Kazakhstan had asked the Supreme Court to check alleged irregularities committed by Svea Court in Stockholm, which confirmed last December that Ascom is entitled to the $500mn award ruled by Stockholm Chamber of Commerce in 2013 in an Energy Charter Treaty (ECT) tribunal.
After the Swedish ruling was announced Astana reminded once again of the US case based on the Racketeer Influenced and Corrupt Organisations Act (RICO).
“The lawsuit seeks to recover compensatory and punitive damages arising from a sophisticated and wide-ranging illegal pattern of racketeering undertaken by the Stati Parties through an enterprise of individuals and corporate entities. The lawsuit also seeks injunctive relief,” according to the Kazakh ministry of justice. RICO is a law passed in 1970 to prosecute those who instigated crimes, while not being directly involved in criminal activities.
Stati is trying to recover the money he invested in two companies holding operating licenses for natural gas fields Borankol and Tolkyn in Kazakhstan, and in developing an LPG plant.
The Moldovan businessman claimed his firms in Kazakhstan were nationalised with incomplete compensation and asked for supplementary compensation in 2010 under the Energy Charter Treaty (ECT), an organisation whose member Kazakhstan has been since 1998. The ECT’s Arbitral tribunal issued its final decision in 2013, ruling that Stati was entitled to $500mn worth of compensation.
However, Kazakhstan has constantly rejected the accusations and refused to pay supplementary compensation.

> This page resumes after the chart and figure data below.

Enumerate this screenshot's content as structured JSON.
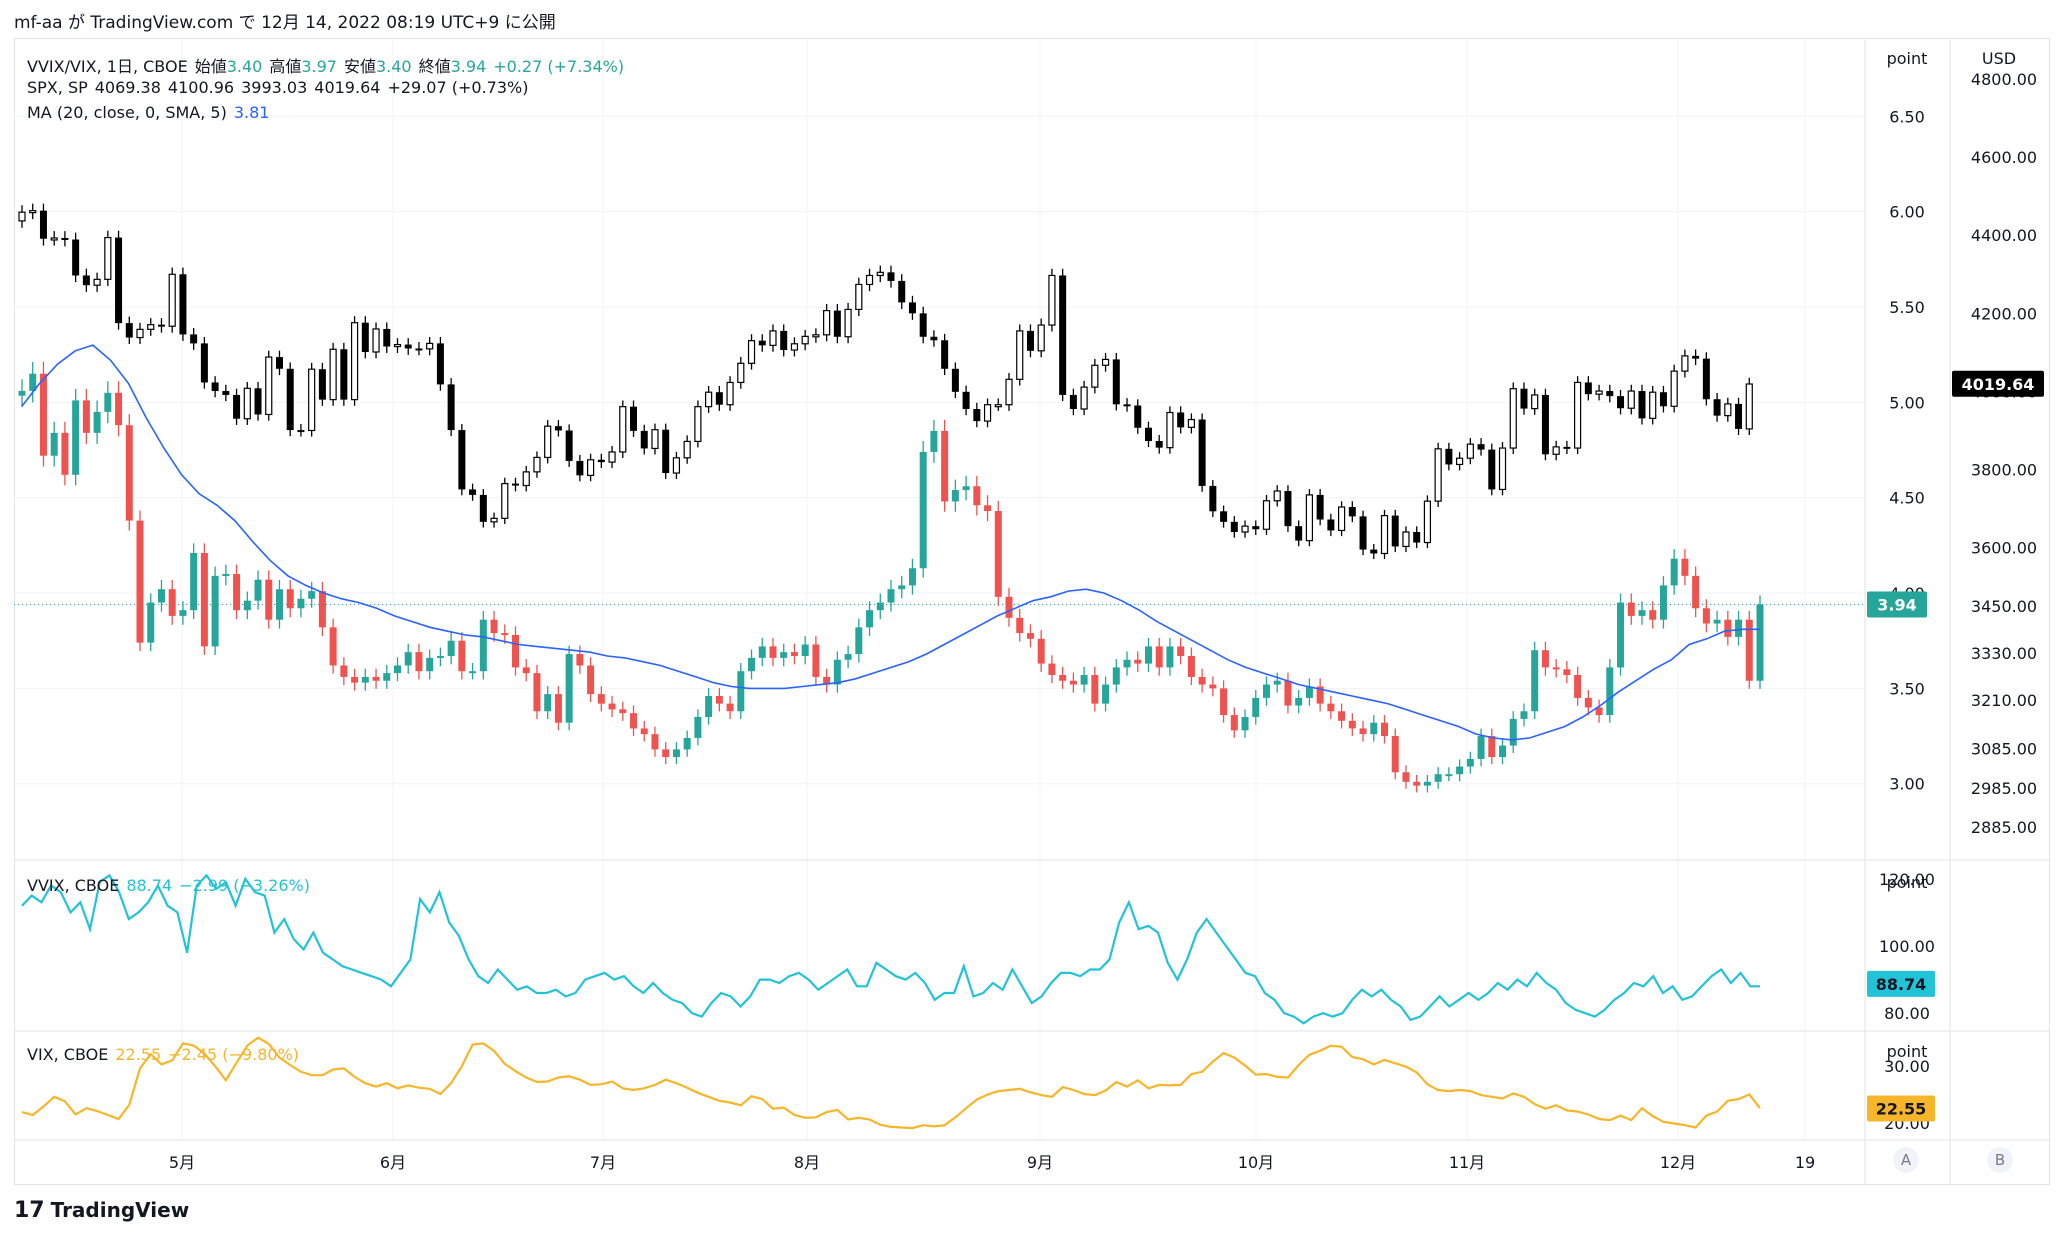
{
  "header": {
    "published_by": "mf-aa が TradingView.com で 12月 14, 2022 08:19 UTC+9 に公開"
  },
  "legend": {
    "main": {
      "symbol": "VVIX/VIX, 1日, CBOE",
      "open_label": "始値",
      "open": "3.40",
      "high_label": "高値",
      "high": "3.97",
      "low_label": "安値",
      "low": "3.40",
      "close_label": "終値",
      "close": "3.94",
      "change": "+0.27 (+7.34%)"
    },
    "spx": {
      "symbol": "SPX, SP",
      "o": "4069.38",
      "h": "4100.96",
      "l": "3993.03",
      "c": "4019.64",
      "change": "+29.07 (+0.73%)"
    },
    "ma": {
      "label": "MA (20, close, 0, SMA, 5)",
      "value": "3.81"
    },
    "vvix": {
      "symbol": "VVIX, CBOE",
      "value": "88.74",
      "change": "−2.99 (−3.26%)"
    },
    "vix": {
      "symbol": "VIX, CBOE",
      "value": "22.55",
      "change": "−2.45 (−9.80%)"
    }
  },
  "scales": {
    "left_unit": "point",
    "right_unit": "USD",
    "main_point_ticks": [
      "6.50",
      "6.00",
      "5.50",
      "5.00",
      "4.50",
      "4.00",
      "3.50",
      "3.00"
    ],
    "usd_ticks": [
      "4800.00",
      "4600.00",
      "4400.00",
      "4200.00",
      "4000.00",
      "3800.00",
      "3600.00",
      "3450.00",
      "3330.00",
      "3210.00",
      "3085.00",
      "2985.00",
      "2885.00"
    ],
    "vvix_ticks": [
      "120.00",
      "100.00",
      "80.00"
    ],
    "vix_ticks": [
      "30.00",
      "20.00"
    ],
    "badges": {
      "ratio": "3.94",
      "spx": "4019.64",
      "vvix": "88.74",
      "vix": "22.55"
    },
    "scale_buttons": [
      "A",
      "B"
    ]
  },
  "time_axis": [
    "5月",
    "6月",
    "7月",
    "8月",
    "9月",
    "10月",
    "11月",
    "12月",
    "19"
  ],
  "footer": {
    "logo_text": "TradingView"
  },
  "colors": {
    "up": "#26a69a",
    "down": "#ef5350",
    "ma": "#2962ff",
    "vvix": "#22c3d6",
    "vix": "#f7b529",
    "spx": "#000000"
  },
  "chart_data": [
    {
      "type": "candlestick",
      "title": "VVIX/VIX",
      "unit": "point",
      "ylim": [
        2.6,
        6.9
      ],
      "note_ma": "MA (20, close, 0, SMA, 5)",
      "close": [
        5.06,
        5.15,
        4.72,
        4.84,
        4.62,
        5.01,
        4.84,
        4.95,
        5.05,
        4.88,
        4.38,
        3.74,
        3.95,
        4.02,
        3.88,
        3.91,
        4.21,
        3.72,
        4.09,
        4.1,
        3.91,
        3.96,
        4.07,
        3.86,
        4.02,
        3.92,
        3.97,
        4.01,
        3.82,
        3.62,
        3.56,
        3.53,
        3.56,
        3.54,
        3.58,
        3.62,
        3.69,
        3.59,
        3.66,
        3.67,
        3.75,
        3.59,
        3.59,
        3.86,
        3.79,
        3.78,
        3.61,
        3.58,
        3.38,
        3.47,
        3.32,
        3.68,
        3.62,
        3.47,
        3.42,
        3.39,
        3.37,
        3.29,
        3.26,
        3.18,
        3.14,
        3.18,
        3.24,
        3.35,
        3.46,
        3.42,
        3.38,
        3.59,
        3.66,
        3.72,
        3.66,
        3.69,
        3.67,
        3.73,
        3.56,
        3.52,
        3.65,
        3.68,
        3.82,
        3.91,
        3.95,
        4.02,
        4.04,
        4.13,
        4.74,
        4.85,
        4.48,
        4.54,
        4.56,
        4.46,
        4.43,
        3.98,
        3.87,
        3.79,
        3.76,
        3.63,
        3.57,
        3.54,
        3.52,
        3.57,
        3.42,
        3.52,
        3.61,
        3.65,
        3.63,
        3.72,
        3.61,
        3.72,
        3.67,
        3.56,
        3.52,
        3.5,
        3.36,
        3.28,
        3.35,
        3.45,
        3.52,
        3.54,
        3.41,
        3.45,
        3.51,
        3.42,
        3.38,
        3.33,
        3.29,
        3.26,
        3.32,
        3.25,
        3.06,
        3.01,
        2.99,
        3.01,
        3.05,
        3.05,
        3.09,
        3.13,
        3.25,
        3.14,
        3.2,
        3.34,
        3.38,
        3.7,
        3.61,
        3.6,
        3.57,
        3.45,
        3.4,
        3.36,
        3.61,
        3.95,
        3.88,
        3.91,
        3.86,
        4.04,
        4.18,
        4.09,
        3.92,
        3.84,
        3.86,
        3.77,
        3.86,
        3.54,
        3.94
      ],
      "ma20": [
        4.98,
        5.1,
        5.2,
        5.27,
        5.3,
        5.22,
        5.1,
        4.92,
        4.76,
        4.62,
        4.52,
        4.46,
        4.38,
        4.27,
        4.17,
        4.09,
        4.04,
        4.0,
        3.97,
        3.95,
        3.92,
        3.88,
        3.85,
        3.82,
        3.8,
        3.78,
        3.77,
        3.75,
        3.73,
        3.72,
        3.71,
        3.7,
        3.69,
        3.67,
        3.66,
        3.64,
        3.62,
        3.59,
        3.56,
        3.53,
        3.51,
        3.5,
        3.5,
        3.5,
        3.51,
        3.52,
        3.53,
        3.55,
        3.58,
        3.61,
        3.64,
        3.68,
        3.73,
        3.78,
        3.83,
        3.88,
        3.92,
        3.96,
        3.98,
        4.01,
        4.02,
        4.0,
        3.96,
        3.91,
        3.85,
        3.8,
        3.75,
        3.7,
        3.65,
        3.61,
        3.58,
        3.55,
        3.52,
        3.5,
        3.48,
        3.46,
        3.44,
        3.42,
        3.39,
        3.36,
        3.33,
        3.3,
        3.26,
        3.24,
        3.23,
        3.24,
        3.27,
        3.3,
        3.35,
        3.41,
        3.48,
        3.54,
        3.6,
        3.65,
        3.73,
        3.76,
        3.8,
        3.81,
        3.81
      ]
    },
    {
      "type": "candlestick",
      "title": "SPX, SP",
      "unit": "USD",
      "ylim": [
        2800,
        4900
      ],
      "close": [
        4459,
        4463,
        4391,
        4393,
        4389,
        4297,
        4272,
        4287,
        4394,
        4175,
        4138,
        4159,
        4171,
        4167,
        4300,
        4146,
        4123,
        4023,
        4001,
        3991,
        3930,
        4008,
        3941,
        4088,
        4058,
        3901,
        3900,
        4057,
        3979,
        4108,
        3979,
        4176,
        4101,
        4160,
        4115,
        4120,
        4110,
        4109,
        4123,
        4018,
        3901,
        3749,
        3735,
        3666,
        3675,
        3764,
        3759,
        3794,
        3831,
        3911,
        3900,
        3822,
        3785,
        3825,
        3819,
        3845,
        3961,
        3899,
        3854,
        3902,
        3791,
        3830,
        3872,
        3961,
        3998,
        3966,
        4023,
        4072,
        4130,
        4118,
        4155,
        4106,
        4122,
        4141,
        4145,
        4207,
        4140,
        4210,
        4274,
        4297,
        4305,
        4283,
        4228,
        4200,
        4140,
        4131,
        4058,
        3999,
        3955,
        3924,
        3966,
        3966,
        4031,
        4155,
        4104,
        4170,
        4297,
        3991,
        3955,
        4011,
        4067,
        4082,
        3967,
        3964,
        3907,
        3873,
        3856,
        3946,
        3908,
        3928,
        3758,
        3693,
        3666,
        3640,
        3655,
        3647,
        3720,
        3745,
        3655,
        3618,
        3735,
        3672,
        3644,
        3704,
        3680,
        3595,
        3585,
        3682,
        3603,
        3640,
        3613,
        3719,
        3853,
        3813,
        3829,
        3865,
        3851,
        3749,
        3855,
        4007,
        3956,
        3991,
        3839,
        3858,
        3855,
        4023,
        3993,
        4001,
        3988,
        3957,
        4001,
        3931,
        3998,
        3962,
        4052,
        4091,
        4084,
        3980,
        3938,
        3968,
        3904,
        4019
      ]
    },
    {
      "type": "line",
      "title": "VVIX, CBOE",
      "unit": "point",
      "ylim": [
        75,
        125
      ],
      "values": [
        112,
        115,
        113,
        118,
        116,
        110,
        113,
        105,
        119,
        121,
        116,
        108,
        110,
        113,
        118,
        112,
        110,
        98,
        118,
        121,
        117,
        119,
        112,
        120,
        116,
        115,
        104,
        108,
        102,
        99,
        104,
        98,
        96,
        94,
        93,
        92,
        91,
        90,
        88,
        92,
        96,
        114,
        110,
        116,
        107,
        103,
        96,
        91,
        89,
        93,
        90,
        87,
        88,
        86,
        86,
        87,
        85,
        86,
        90,
        91,
        92,
        90,
        91,
        88,
        86,
        89,
        86,
        84,
        83,
        80,
        79,
        83,
        86,
        85,
        82,
        85,
        90,
        90,
        89,
        91,
        92,
        90,
        87,
        89,
        91,
        93,
        88,
        88,
        95,
        93,
        91,
        90,
        92,
        89,
        84,
        86,
        86,
        94,
        85,
        86,
        89,
        87,
        93,
        88,
        83,
        85,
        89,
        92,
        92,
        91,
        93,
        93,
        96,
        107,
        113,
        105,
        106,
        104,
        95,
        90,
        96,
        104,
        108,
        104,
        100,
        96,
        92,
        91,
        86,
        84,
        80,
        79,
        77,
        79,
        80,
        79,
        80,
        84,
        87,
        85,
        87,
        84,
        82,
        78,
        79,
        82,
        85,
        82,
        84,
        86,
        84,
        86,
        89,
        87,
        90,
        88,
        92,
        89,
        87,
        83,
        81,
        80,
        79,
        81,
        84,
        86,
        89,
        88,
        91,
        86,
        88,
        84,
        85,
        88,
        91,
        93,
        89,
        92,
        88,
        88
      ]
    },
    {
      "type": "line",
      "title": "VIX, CBOE",
      "unit": "point",
      "ylim": [
        17,
        36
      ],
      "values": [
        21.9,
        21.4,
        22.9,
        24.6,
        23.8,
        21.5,
        22.6,
        22.1,
        21.4,
        20.7,
        23.2,
        29.6,
        32.1,
        30.3,
        31.0,
        34.0,
        33.6,
        32.2,
        30.0,
        27.5,
        30.6,
        33.6,
        35.0,
        33.9,
        31.5,
        30.2,
        29.0,
        28.4,
        28.4,
        29.4,
        29.6,
        28.1,
        27.0,
        26.4,
        27.0,
        26.1,
        26.6,
        26.2,
        26.0,
        25.1,
        27.0,
        30.0,
        33.8,
        34.0,
        32.7,
        30.4,
        29.1,
        28.0,
        27.2,
        27.3,
        28.0,
        28.2,
        27.6,
        26.7,
        26.8,
        27.3,
        26.1,
        25.8,
        26.1,
        26.7,
        27.6,
        27.0,
        26.2,
        25.3,
        24.6,
        23.9,
        23.6,
        23.1,
        24.7,
        24.2,
        22.5,
        22.7,
        21.4,
        20.9,
        21.0,
        21.9,
        22.3,
        20.6,
        20.9,
        20.6,
        19.7,
        19.3,
        19.2,
        19.1,
        19.6,
        19.4,
        19.6,
        21.0,
        22.6,
        24.1,
        25.0,
        25.6,
        25.8,
        26.0,
        25.4,
        24.9,
        24.6,
        26.3,
        25.8,
        25.1,
        24.9,
        25.7,
        27.2,
        26.4,
        27.5,
        26.1,
        26.7,
        26.6,
        26.7,
        28.6,
        29.0,
        30.8,
        32.3,
        31.5,
        30.1,
        28.5,
        28.6,
        28.1,
        28.0,
        30.2,
        32.0,
        32.7,
        33.6,
        33.4,
        31.6,
        31.2,
        30.3,
        31.1,
        30.5,
        29.9,
        28.9,
        26.8,
        25.8,
        25.6,
        25.8,
        25.6,
        24.9,
        24.6,
        24.3,
        25.2,
        24.6,
        23.3,
        22.5,
        23.1,
        22.2,
        22.0,
        21.5,
        20.7,
        20.5,
        21.3,
        20.5,
        22.6,
        21.2,
        20.2,
        19.9,
        19.6,
        19.2,
        21.3,
        22.0,
        23.9,
        24.2,
        25.0,
        22.6
      ]
    }
  ]
}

The Kazakh justice ministry alleges that the Stati parties fraudulently inflated the construction costs of a liquefied petroleum gas (LPG) plant in Kazakhstan through a series of undisclosed related party transactions, and prepared falsified financial statements. The Stati parties then used these falsified costs and financial statements to fraudulently obtain a bid for the LPG plant from the Kazakh state oil and gas company, the Kazakh statement said. The Stati parties later used the fraudulently obtained bid, and their falsified costs and falsified financial statements, as evidence of the LPG plant’s value in the international arbitration. The alleged fraudulent scheme affected the arbitral tribunal’s determinations on jurisdiction, liability and damages, according to the justice ministry’s statement.